Pires avaliou ainda que o objetivo norte-americano passa pela remoção de barreiras comerciais brasileiras para empresas dos EUA, embora considere pouco provável a eliminação imediata desses obstáculos. “O desejo dos EUA é a eliminação das barreiras comerciais brasileiras em relação às empresas americanas, mas não é algo factível no curtíssimo prazo”.
No plano setorial, o governo brasileiro tem insistido que o etanol não seja incluído nas discussões como condição para manter o equilíbrio do mercado interno, postura reforçada pelo ministro do Desenvolvimento, Indústria, Comércio e Serviços, Márcio Elias Rosa, ao afirmar “O governo vem defendendo que o etanol não seja tratado nessa discussão. É uma pena que outras pessoas pensem diferente para que o etanol americano possa entrar no mercado brasileiro com facilidade”.
Rosa relacionou a questão do etanol à proteção da cadeia produtiva brasileira e ao tratamento simétrico de produtos equivalentes, destacando ainda a barreira que pesa sobre o açúcar nacional no mercado americano: “Nosso açúcar tem sobretaxa nos Estados Unidos de quase 100%. Não dá para dissociar as duas cadeias”.

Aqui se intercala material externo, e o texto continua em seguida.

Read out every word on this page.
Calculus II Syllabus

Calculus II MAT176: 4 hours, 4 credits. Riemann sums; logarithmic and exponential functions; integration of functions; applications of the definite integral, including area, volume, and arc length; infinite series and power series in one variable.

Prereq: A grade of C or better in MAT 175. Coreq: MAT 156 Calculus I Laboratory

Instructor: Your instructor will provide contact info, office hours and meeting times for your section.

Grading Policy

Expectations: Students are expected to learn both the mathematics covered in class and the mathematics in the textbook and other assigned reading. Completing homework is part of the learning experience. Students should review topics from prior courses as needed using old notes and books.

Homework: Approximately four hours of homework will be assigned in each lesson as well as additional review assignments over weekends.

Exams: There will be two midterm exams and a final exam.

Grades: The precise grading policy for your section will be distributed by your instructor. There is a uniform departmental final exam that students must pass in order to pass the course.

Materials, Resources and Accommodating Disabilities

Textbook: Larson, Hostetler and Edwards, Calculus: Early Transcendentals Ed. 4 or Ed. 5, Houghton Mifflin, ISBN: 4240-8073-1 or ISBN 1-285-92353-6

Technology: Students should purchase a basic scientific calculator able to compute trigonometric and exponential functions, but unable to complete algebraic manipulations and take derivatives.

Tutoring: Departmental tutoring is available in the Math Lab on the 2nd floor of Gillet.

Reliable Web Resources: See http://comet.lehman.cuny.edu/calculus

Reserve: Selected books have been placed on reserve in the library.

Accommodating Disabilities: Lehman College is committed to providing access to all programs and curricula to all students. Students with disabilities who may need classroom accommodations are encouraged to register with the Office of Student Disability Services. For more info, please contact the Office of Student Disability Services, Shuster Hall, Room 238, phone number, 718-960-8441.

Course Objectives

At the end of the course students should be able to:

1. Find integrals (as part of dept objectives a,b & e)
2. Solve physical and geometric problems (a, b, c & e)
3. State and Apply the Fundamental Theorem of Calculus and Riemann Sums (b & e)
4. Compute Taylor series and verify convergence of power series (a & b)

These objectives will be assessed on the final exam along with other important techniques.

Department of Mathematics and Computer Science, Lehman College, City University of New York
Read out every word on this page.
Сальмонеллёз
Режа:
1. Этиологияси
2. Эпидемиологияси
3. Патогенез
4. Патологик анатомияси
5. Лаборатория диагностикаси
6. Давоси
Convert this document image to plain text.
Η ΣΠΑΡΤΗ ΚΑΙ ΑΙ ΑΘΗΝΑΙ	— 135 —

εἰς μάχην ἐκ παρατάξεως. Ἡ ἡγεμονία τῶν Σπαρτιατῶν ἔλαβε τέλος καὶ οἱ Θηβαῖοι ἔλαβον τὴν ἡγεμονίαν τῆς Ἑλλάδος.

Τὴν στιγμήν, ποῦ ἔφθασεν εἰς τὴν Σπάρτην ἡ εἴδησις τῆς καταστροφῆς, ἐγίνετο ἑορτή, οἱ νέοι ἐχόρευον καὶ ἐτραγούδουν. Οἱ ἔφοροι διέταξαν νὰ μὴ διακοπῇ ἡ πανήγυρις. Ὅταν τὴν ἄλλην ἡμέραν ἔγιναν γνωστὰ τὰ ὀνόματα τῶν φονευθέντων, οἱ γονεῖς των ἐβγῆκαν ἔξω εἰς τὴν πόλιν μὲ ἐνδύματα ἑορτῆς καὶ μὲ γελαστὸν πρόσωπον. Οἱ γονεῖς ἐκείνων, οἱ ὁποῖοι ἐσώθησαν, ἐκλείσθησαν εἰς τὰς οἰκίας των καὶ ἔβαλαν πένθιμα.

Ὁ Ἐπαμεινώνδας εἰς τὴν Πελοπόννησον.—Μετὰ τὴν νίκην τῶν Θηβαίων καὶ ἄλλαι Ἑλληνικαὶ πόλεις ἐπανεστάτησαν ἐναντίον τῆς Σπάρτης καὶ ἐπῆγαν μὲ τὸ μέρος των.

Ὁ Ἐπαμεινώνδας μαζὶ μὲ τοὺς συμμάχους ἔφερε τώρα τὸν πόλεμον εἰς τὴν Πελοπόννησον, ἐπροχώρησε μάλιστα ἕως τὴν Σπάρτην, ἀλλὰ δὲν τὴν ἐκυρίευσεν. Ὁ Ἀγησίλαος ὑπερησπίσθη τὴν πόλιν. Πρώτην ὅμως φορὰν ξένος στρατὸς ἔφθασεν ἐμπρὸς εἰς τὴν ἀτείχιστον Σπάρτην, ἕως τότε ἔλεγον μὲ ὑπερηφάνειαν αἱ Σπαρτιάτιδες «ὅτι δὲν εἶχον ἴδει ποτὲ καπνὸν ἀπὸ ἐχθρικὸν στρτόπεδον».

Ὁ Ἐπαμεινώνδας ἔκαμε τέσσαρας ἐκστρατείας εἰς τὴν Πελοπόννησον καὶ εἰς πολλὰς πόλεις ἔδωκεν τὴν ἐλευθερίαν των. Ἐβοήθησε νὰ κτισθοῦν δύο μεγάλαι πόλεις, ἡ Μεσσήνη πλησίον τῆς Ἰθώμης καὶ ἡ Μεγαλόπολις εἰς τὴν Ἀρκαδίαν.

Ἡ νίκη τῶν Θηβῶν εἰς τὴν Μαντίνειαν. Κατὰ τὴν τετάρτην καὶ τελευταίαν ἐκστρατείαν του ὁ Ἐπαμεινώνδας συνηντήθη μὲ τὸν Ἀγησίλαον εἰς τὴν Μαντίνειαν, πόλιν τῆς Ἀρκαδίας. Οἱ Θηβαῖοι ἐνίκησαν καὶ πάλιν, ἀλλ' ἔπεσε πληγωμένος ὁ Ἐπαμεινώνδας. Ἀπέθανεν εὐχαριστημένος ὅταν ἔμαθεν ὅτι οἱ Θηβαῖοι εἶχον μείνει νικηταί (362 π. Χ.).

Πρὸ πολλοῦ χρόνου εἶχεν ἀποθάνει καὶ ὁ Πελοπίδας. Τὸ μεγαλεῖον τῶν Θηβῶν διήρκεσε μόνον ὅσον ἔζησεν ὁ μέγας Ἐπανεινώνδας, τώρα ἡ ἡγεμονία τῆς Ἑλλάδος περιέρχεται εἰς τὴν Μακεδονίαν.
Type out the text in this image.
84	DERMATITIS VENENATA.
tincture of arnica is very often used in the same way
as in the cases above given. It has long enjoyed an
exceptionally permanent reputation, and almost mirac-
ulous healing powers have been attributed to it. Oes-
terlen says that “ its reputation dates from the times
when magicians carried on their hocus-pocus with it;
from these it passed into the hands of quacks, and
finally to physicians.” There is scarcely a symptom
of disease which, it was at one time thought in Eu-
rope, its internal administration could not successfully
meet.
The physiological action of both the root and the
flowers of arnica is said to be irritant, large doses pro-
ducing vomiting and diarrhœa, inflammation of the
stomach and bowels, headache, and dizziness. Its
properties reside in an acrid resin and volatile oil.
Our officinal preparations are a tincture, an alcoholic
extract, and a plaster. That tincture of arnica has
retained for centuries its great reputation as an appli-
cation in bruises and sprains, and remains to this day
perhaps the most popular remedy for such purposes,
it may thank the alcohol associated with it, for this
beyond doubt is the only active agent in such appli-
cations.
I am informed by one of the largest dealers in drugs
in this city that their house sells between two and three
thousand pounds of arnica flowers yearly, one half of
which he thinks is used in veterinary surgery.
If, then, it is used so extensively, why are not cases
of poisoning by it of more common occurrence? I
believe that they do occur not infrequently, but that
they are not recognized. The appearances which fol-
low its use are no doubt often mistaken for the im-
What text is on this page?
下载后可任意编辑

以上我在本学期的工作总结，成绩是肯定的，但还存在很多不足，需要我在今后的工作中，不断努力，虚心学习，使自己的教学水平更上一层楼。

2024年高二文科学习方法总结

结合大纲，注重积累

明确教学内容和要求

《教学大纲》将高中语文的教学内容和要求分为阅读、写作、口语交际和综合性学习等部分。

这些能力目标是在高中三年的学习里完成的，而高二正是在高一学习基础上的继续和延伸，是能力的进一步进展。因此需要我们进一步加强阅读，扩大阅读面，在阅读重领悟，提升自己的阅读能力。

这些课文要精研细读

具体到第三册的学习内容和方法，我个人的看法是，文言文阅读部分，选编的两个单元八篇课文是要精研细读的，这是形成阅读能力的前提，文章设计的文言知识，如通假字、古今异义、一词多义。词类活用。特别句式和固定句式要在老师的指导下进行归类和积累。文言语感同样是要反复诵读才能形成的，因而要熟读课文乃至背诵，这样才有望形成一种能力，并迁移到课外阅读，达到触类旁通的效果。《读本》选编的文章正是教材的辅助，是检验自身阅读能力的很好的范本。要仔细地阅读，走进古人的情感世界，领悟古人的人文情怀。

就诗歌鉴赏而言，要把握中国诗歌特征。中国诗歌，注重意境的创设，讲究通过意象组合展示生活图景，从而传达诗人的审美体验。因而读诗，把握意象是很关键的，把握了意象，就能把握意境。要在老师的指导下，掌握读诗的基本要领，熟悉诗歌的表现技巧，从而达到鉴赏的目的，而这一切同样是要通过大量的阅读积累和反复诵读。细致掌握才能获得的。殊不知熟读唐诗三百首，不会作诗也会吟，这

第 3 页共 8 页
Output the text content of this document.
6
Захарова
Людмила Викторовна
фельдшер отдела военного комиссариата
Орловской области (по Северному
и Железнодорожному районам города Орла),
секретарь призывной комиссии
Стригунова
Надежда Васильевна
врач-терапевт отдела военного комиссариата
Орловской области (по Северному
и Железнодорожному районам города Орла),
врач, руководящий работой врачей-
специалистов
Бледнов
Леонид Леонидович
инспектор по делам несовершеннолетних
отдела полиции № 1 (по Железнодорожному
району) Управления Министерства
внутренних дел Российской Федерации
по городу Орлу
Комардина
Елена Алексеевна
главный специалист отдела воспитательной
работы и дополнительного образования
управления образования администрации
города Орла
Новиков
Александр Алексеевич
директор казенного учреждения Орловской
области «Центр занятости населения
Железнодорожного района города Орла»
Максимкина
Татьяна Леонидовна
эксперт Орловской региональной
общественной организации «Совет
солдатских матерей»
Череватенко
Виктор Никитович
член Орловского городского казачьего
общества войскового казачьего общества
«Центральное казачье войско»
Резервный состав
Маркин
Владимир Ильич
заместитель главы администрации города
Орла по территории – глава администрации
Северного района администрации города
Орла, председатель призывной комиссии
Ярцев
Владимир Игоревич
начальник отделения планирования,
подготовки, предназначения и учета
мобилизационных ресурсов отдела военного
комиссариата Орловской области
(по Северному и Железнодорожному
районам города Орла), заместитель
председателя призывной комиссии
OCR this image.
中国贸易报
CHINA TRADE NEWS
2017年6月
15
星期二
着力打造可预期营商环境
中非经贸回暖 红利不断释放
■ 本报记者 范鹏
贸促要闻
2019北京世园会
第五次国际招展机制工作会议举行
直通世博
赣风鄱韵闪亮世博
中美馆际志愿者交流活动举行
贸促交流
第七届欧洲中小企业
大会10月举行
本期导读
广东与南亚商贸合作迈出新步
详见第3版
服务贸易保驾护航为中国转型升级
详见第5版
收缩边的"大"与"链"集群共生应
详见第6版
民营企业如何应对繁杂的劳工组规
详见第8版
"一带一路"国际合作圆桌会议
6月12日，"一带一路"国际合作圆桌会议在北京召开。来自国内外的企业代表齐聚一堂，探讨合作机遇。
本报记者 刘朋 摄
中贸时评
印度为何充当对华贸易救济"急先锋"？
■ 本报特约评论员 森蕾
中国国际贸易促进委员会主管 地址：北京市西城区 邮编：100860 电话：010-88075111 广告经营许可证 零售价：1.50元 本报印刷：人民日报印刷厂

Associações do setor sucroenergético e da agropecuária defenderam a posição do governo, argumentando que a queda nas importações de etanol dos EUA decorre, em grande parte, da expansão da própria produção brasileira, e não apenas de tarifas, conforme posicionamento público de entidades como a União da Indústria de Cana-de-Açúcar e Bioenergia, a União Nacional do Etanol de Milho e a Confederação da Agricultura e Pecuária do Brasil.
O debate sobre incluir o etanol nas negociações com os EUA também suscitou análise jurídica do professor Casella, que considerou coerente a defesa brasileira de não avançar sem compensação sobre o açúcar: “Tem razão de não negociar a questão do etanol, a menos que tirassem a sobretaxa do açúcar brasileiro. Afinal de contas, é uma situação equivalente, tendo como base o mesmo produto”.
Com o vencimento do prazo do USTR marcado para esta quarta-feira, persiste a incerteza quanto à adoção efetiva da sobretaxa. Autoridades brasileiras enfatizam que a aplicação da tarifa tenderia a prejudicar a relação comercial e o espaço de diálogo, enquanto analistas veem a medida como alinhada a uma estratégia política mais ampla dos EUA para a região.
O desfecho das tratativas depende, portanto, da conjugação entre interesses setoriais, posições de Estado e da disposição política de ambas as partes para buscar concessões mútuas que permitam acordo, condição que, até o momento, não se mostra alcançada.